Maiden Win for Royally Bred Colt
Tara Madgwick - Thursday, 11 June 2009
Blue-blooded Giant’s Causeway (USA) colt Leoncavallo cast off maiden status with a stylish win at Bendigo on Thursday.
A two year-old half-brother to smart stakes-winners Langoustine and One World from glamour broodmare Prawn Cocktail (USA), the David Hayes trained Leoncavallo was having his second race start and resuming from a spell of 19 weeks when he raced clear to take the 1300 metre maiden by more than a length from Prost, the half-brother by Show a Heart to Group One winning filly Cheeky Choice.

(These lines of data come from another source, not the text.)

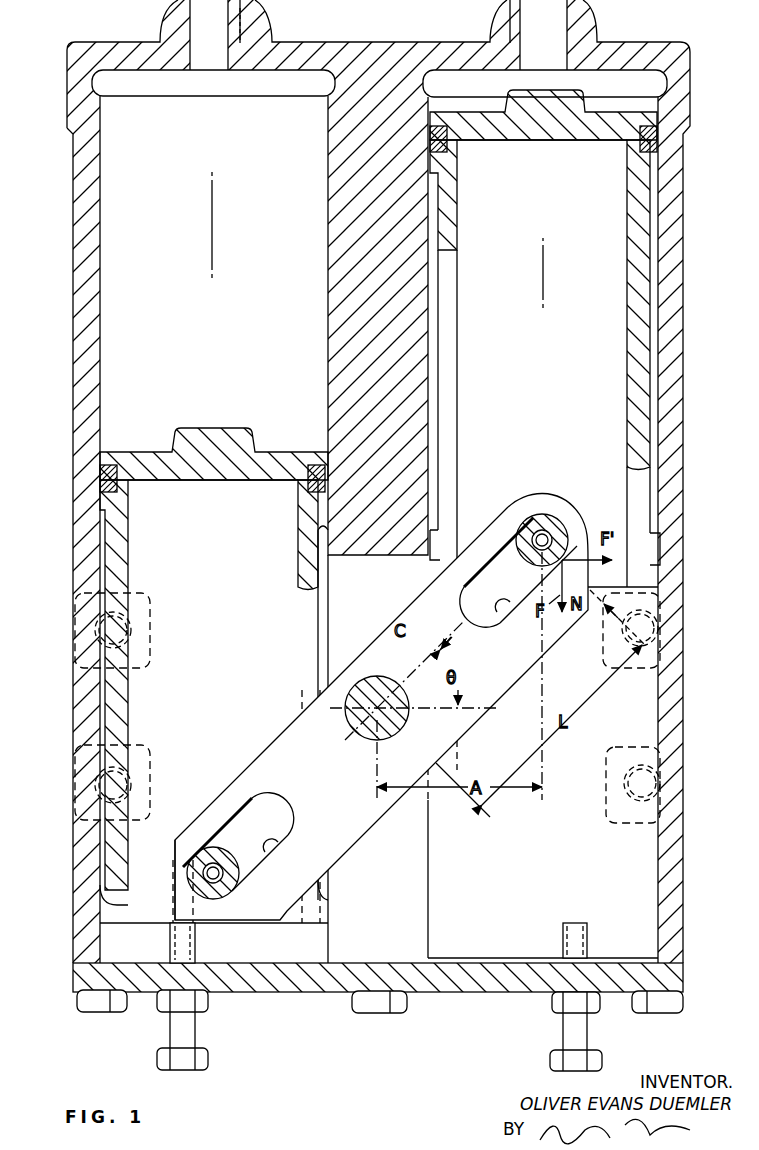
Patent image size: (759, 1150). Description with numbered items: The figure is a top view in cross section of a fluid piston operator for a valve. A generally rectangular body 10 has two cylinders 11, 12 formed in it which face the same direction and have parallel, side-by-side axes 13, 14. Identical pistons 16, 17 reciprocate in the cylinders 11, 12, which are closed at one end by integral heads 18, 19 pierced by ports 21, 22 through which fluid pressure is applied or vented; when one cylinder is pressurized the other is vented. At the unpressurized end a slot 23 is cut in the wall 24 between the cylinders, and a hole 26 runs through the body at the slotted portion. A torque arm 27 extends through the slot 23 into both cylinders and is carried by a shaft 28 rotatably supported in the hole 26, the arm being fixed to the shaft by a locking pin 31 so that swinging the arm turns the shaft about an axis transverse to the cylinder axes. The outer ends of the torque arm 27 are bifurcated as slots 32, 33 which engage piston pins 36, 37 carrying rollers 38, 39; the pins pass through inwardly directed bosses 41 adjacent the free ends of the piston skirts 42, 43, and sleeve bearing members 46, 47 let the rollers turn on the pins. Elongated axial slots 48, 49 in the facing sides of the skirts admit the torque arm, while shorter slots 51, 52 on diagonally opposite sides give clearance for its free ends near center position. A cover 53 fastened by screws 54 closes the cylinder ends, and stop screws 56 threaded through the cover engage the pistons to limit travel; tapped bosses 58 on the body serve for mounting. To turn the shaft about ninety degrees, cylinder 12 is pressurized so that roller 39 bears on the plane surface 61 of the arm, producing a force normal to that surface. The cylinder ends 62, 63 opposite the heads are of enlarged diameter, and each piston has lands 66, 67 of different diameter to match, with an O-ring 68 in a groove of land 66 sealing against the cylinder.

The body 10 is at (70, 386).
The cylinder 11 is at (118, 257).
The cylinder 12 is at (653, 288).
The cylinder axis 13 is at (212, 218).
The cylinder axis 14 is at (543, 280).
The piston 16 is at (168, 450).
The piston 17 is at (630, 106).
The cylinder head 18 is at (290, 47).
The cylinder head 19 is at (613, 43).
The port 21 is at (233, 16).
The port 22 is at (532, 20).
The slot 23 is at (407, 900).
The wall 24 is at (337, 315).
The hole 26 is at (376, 680).
The torque arm 27 is at (388, 814).
The shaft 28 is at (380, 725).
The locking pin 31 is at (440, 740).
The slot 32 is at (267, 790).
The slot 33 is at (458, 633).
The piston pin 36 is at (210, 845).
The piston pin 37 is at (545, 535).
The roller 38 is at (222, 860).
The roller 39 is at (530, 540).
The boss 41 is at (185, 895).
The piston skirt 42 is at (143, 857).
The piston skirt 43 is at (620, 510).
The sleeve bearing member 46 is at (240, 894).
The sleeve bearing member 47 is at (553, 538).
The axial slot 48 is at (305, 633).
The axial slot 49 is at (450, 378).
The slot 51 is at (117, 892).
The slot 52 is at (643, 477).
The cover 53 is at (473, 985).
The screw 54 is at (100, 1003).
The stop screw 56 is at (193, 1040).
The tapped boss 58 is at (80, 650).
The plane surface 61 is at (266, 853).
The enlarged diameter end 62 is at (113, 942).
The enlarged diameter end 63 is at (643, 912).
The land 66 is at (317, 462).
The land 67 is at (325, 909).
The O-ring 68 is at (100, 470).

Retained to race by Coolmore after passing in shy of his $450,000 reserve at the 2008 Inglis Australian Easter Yearling Sale, Leoncavallo is the ninth foal of globe-trotting producer Prawn Cocktail, who has left stakes horses in both hemispheres and hails from the family of champion sires Storm Cat and Royal Academy (USA).
Prawn Cocktail first came to Australia in 1996 and her first foal, a colt by Lure topped the Inglis Australian Easter Yearling Sale in 1998 when he made $800,000, then she replicated that achievement in 2004 with a Danehill (USA) colt that made $2.2 million.

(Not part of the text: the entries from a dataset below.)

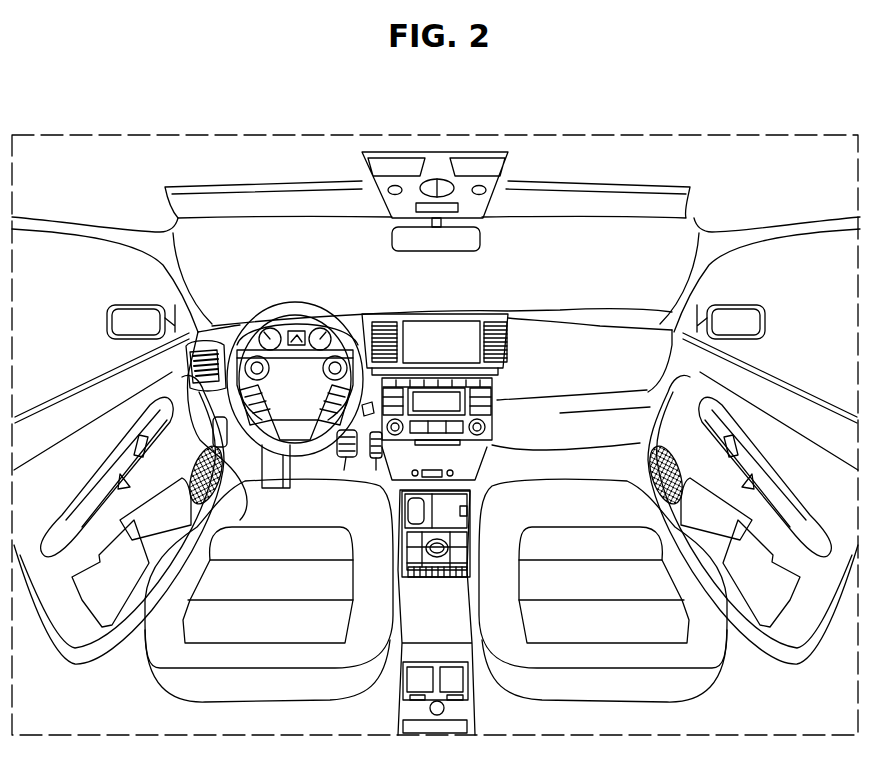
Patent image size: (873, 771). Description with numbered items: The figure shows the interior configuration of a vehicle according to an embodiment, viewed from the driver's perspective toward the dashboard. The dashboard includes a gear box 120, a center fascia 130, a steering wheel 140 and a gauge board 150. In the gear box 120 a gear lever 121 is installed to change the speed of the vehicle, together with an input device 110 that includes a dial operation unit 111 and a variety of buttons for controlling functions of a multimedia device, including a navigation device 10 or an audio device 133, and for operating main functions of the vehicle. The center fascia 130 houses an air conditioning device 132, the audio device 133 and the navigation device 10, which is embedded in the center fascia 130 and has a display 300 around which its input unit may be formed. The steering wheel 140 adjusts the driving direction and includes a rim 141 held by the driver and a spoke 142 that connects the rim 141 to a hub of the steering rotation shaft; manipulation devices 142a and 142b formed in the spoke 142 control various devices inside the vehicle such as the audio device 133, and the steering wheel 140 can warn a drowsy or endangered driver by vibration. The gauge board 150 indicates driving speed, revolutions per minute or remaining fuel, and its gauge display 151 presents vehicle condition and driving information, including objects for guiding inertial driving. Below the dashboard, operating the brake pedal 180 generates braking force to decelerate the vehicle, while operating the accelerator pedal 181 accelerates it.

The navigation device 10 is at (483, 307).
The input device 110 is at (458, 552).
The dial operation unit 111 is at (420, 550).
The gear box 120 is at (424, 612).
The gear lever 121 is at (347, 560).
The center fascia 130 is at (530, 305).
The air conditioning device 132 is at (505, 344).
The audio device 133 is at (495, 393).
The steering wheel 140 is at (295, 342).
The rim 141 is at (273, 303).
The spoke 142 is at (262, 322).
The manipulation device 142a is at (230, 330).
The manipulation device 142b is at (370, 312).
The gauge board 150 is at (304, 322).
The gauge display 151 is at (328, 328).
The brake pedal 180 is at (292, 488).
The accelerator pedal 181 is at (401, 505).
The display 300 is at (448, 322).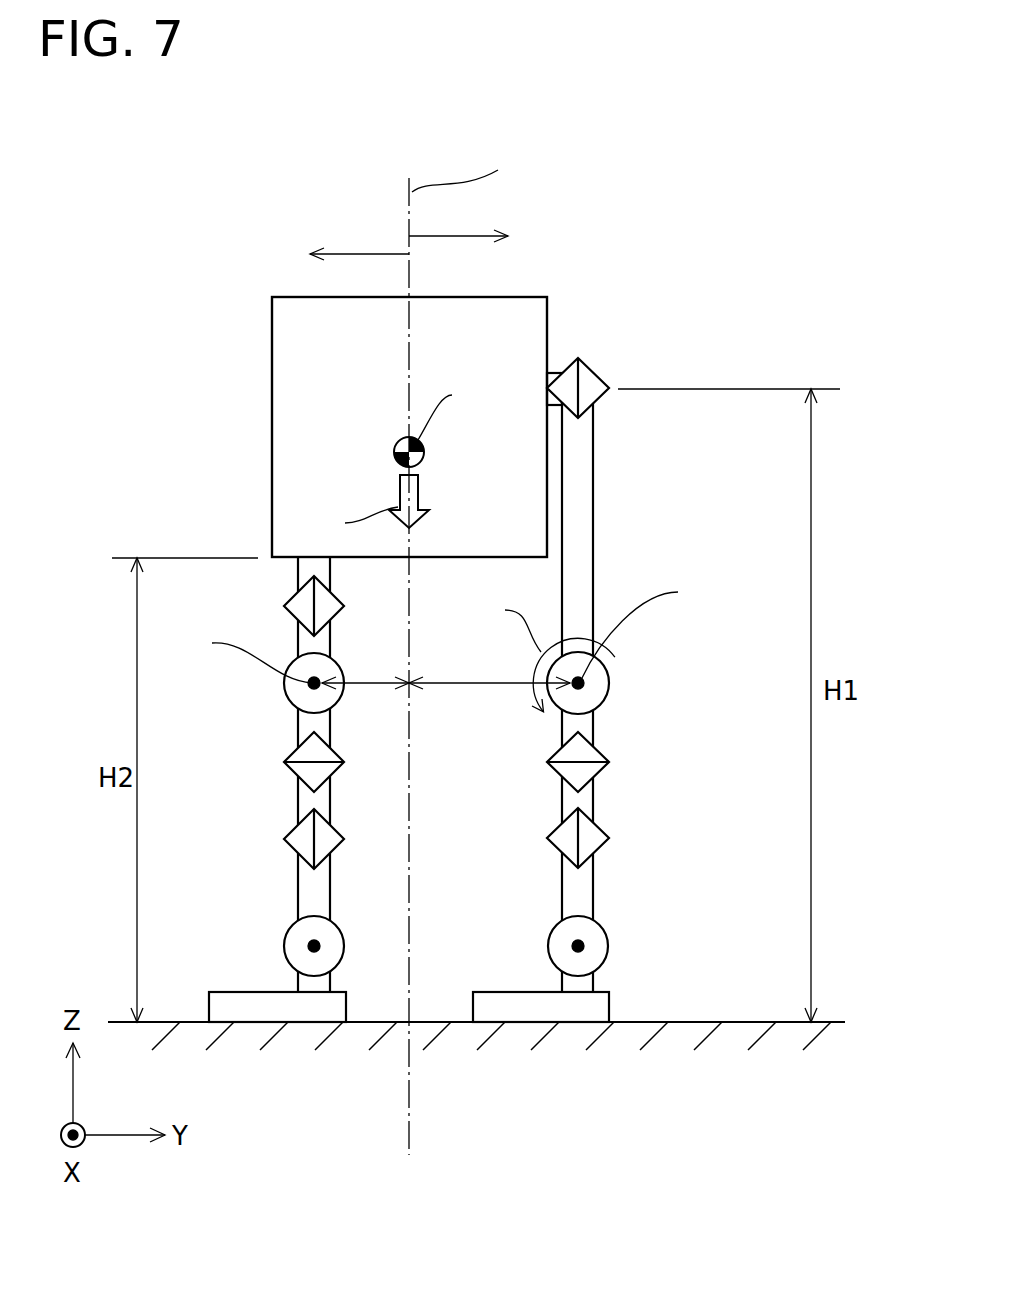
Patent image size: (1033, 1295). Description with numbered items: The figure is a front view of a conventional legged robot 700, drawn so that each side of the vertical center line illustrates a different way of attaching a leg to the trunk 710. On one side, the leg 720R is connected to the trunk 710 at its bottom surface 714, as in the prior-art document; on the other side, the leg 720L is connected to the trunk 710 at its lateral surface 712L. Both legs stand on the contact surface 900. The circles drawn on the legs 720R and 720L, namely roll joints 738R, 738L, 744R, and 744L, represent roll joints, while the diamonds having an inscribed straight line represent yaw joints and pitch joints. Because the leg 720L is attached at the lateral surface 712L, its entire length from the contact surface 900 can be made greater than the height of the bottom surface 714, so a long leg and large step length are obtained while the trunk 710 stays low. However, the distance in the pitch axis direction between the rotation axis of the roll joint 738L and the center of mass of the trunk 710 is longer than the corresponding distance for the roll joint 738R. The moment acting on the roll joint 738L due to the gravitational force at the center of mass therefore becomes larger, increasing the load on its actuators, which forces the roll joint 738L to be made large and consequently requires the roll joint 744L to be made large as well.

The legged robot 700 is at (433, 163).
The trunk 710 is at (547, 280).
The lateral surface 712L is at (548, 328).
The bottom surface 714 is at (282, 560).
The leg 720L is at (620, 530).
The leg 720R is at (290, 808).
The roll joint 738L is at (609, 681).
The roll joint 738R is at (286, 694).
The roll joint 744L is at (608, 944).
The roll joint 744R is at (286, 952).
The contact surface 900 is at (760, 1022).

Sent back to the Northern Hemisphere in 2003, Prawn Cocktail returned again to Australia in late 2005 having been covered to Southern Hemisphere time by Giant’s Causeway in Kentucky with the resulting pregnancy producing Leoncavallo.
She also has a yearling filly
(pictured left) by
Encosta de Lago that made $700,000 at the Inglis Australian Easter Yearling Sale earlier in the year when secured by BBA Ireland/Blue Sky Thoroughbreds and has a weanling full sister to that filly, but unfortunately missed to Encosta last spring.
Another blue-blood from the David Hayes stable to salute at Bendigo was three year-old gelding Irish Rhapsody, by Stravinsky (USA) from Rose of Tralee, making him a full brother to champion three year-old filly Serenade Rose.
A $900,000 purchase from the Cambridge Stud draft at the 2007 Magic Millions Yearling Sale, Irish Rhapsody was stepping up to 2400 metres and broke his maiden by more than two lengths at his fifth race start.